I’ve thought many times that speech about progress assumes that society can get better, that we know what better is, and that history guides us in that direction if we don’t fight it. And I think progress can assume those things sometimes, but it just occurred to me that maybe there’s a more basic version.
Progress might just start out by assuming the impossibility of moving backwards; someone like Chesterton represents the conservative/romantic/classicist approach when he says something about how actually you literally can turn a clock back, and when the clock is wrong that’s the only sensible thing to do. The progressive instead holds the really plausible view that who we are now precludes us from living entirely like people of past ages. We can’t forget, unlearn, rehabilitate to that degree, not as individuals and certainly not as societies.
Given that we can’t go backward, attempts to do so are misguided, pointless, and possibly dangerous. Thus regression is bad, not because progress is good but because anything else is impossible. If we try to do what’s impossible, we only harm ourselves and those around us. Better to limit ourselves to seeking to act within the realm of the possible.
That makes a lot of sense to me. It leaves me wondering though, about how often movement forward has been influenced by or even stimulated by failed attempts to return to a past glory. Maybe there’s room for a progressive case for regressive thinking.

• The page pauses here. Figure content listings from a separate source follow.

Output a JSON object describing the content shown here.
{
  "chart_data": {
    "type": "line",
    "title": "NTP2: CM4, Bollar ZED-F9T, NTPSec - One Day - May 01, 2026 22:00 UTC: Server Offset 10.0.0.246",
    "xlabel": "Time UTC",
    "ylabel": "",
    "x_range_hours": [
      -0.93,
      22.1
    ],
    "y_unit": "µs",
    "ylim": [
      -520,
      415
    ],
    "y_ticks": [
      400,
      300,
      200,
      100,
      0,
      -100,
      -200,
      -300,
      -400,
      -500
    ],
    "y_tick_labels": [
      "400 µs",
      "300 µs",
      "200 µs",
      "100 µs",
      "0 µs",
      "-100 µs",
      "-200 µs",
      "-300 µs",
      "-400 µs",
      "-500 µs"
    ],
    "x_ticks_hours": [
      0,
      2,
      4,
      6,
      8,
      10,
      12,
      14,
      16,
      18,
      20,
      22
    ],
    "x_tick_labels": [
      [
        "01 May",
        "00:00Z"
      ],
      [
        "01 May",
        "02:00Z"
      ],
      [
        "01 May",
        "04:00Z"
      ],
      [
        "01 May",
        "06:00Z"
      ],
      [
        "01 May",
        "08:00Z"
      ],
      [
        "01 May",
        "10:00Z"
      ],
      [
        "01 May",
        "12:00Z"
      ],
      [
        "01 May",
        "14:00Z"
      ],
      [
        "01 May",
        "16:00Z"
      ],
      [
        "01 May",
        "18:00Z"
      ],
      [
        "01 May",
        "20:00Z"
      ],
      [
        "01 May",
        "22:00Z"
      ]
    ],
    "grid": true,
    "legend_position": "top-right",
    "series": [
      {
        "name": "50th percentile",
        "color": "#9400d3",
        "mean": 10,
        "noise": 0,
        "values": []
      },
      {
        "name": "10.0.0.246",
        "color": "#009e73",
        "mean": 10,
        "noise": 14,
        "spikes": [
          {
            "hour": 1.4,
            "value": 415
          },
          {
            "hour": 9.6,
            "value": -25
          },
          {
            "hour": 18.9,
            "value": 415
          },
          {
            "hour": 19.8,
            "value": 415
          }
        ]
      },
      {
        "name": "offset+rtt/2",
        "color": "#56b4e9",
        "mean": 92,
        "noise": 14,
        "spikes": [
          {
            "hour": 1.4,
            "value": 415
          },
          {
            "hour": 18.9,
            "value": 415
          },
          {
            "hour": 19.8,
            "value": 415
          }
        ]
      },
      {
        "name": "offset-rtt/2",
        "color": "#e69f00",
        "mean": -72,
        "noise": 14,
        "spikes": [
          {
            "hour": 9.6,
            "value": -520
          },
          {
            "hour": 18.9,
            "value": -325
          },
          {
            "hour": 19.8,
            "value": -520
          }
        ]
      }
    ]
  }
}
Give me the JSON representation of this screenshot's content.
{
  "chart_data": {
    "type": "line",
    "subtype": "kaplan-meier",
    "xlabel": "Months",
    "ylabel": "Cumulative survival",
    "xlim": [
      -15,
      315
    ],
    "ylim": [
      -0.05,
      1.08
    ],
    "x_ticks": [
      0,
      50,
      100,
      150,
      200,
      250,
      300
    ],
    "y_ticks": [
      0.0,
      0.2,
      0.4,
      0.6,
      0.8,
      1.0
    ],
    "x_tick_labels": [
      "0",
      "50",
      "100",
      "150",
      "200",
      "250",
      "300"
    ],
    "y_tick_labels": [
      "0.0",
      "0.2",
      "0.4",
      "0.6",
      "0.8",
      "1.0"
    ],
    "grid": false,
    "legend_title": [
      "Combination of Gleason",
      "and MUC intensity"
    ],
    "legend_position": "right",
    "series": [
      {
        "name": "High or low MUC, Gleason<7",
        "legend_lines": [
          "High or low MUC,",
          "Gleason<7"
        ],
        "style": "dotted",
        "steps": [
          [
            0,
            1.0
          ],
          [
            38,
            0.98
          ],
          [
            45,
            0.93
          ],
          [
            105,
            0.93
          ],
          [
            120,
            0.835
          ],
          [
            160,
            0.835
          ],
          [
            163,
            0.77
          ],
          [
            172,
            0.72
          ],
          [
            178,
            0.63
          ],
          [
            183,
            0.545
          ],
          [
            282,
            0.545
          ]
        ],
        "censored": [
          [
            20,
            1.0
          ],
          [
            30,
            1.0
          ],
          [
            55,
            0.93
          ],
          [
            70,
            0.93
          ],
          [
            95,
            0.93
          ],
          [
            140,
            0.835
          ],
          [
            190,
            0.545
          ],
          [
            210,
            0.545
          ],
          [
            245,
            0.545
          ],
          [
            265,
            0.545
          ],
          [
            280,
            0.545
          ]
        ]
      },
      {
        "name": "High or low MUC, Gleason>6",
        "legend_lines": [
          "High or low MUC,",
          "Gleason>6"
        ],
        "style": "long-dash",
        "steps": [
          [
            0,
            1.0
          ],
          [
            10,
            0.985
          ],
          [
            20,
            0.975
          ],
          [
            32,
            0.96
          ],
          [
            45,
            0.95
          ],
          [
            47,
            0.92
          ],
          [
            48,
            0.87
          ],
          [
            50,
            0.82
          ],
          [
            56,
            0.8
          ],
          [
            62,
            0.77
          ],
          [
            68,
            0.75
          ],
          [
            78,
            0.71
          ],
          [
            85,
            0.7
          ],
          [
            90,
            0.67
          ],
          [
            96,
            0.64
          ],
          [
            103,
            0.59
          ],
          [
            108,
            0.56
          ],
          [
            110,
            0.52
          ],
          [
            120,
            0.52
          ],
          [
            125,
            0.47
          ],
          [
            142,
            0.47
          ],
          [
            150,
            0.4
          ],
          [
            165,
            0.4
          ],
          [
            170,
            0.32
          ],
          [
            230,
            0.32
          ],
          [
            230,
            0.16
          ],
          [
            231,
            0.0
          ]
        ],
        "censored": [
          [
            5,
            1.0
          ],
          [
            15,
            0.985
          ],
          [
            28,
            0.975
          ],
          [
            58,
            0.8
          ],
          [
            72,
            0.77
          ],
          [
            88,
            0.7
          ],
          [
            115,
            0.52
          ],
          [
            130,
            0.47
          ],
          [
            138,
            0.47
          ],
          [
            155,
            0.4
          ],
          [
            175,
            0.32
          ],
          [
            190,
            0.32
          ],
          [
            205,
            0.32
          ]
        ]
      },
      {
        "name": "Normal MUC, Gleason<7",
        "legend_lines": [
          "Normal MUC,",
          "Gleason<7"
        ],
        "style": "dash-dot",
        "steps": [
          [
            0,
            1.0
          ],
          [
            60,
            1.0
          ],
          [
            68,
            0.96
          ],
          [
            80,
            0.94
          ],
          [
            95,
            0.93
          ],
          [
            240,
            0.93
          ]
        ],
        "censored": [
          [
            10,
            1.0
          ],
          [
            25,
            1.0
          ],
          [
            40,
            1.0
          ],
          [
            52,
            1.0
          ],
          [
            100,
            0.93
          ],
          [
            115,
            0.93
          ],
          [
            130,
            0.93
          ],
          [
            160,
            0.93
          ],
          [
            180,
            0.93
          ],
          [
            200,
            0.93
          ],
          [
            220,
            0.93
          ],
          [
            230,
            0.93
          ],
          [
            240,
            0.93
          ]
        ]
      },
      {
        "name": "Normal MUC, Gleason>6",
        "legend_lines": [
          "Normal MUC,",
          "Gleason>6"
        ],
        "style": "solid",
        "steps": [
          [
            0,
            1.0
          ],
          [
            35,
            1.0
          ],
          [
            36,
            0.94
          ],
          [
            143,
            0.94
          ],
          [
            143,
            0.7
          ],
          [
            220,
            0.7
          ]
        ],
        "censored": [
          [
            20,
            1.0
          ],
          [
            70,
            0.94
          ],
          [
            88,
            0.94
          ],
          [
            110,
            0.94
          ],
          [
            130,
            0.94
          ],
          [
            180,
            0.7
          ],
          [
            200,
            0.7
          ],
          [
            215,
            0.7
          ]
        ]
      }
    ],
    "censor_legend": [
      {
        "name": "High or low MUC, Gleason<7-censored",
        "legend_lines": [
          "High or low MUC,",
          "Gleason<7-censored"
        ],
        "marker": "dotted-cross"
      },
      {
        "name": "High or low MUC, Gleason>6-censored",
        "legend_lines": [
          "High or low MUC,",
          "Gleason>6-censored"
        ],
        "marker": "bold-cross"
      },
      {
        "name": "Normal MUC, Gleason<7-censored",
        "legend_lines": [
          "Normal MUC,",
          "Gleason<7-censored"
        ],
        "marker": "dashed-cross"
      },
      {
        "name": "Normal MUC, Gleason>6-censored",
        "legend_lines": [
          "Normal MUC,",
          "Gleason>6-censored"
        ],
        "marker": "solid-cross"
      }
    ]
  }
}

And even without such a case, there are cracks. There are people like Chesterton who don’t agree that return is impossible.
Maybe others are agnostic about the possibility of return, but also lack faith the beneficence of the tendency of history and so feel it’s worth it to attempt a return.
Maybe others think that a return is positively impossible but still think that fighting for a return is preferable to passively accepting the direction things are headed.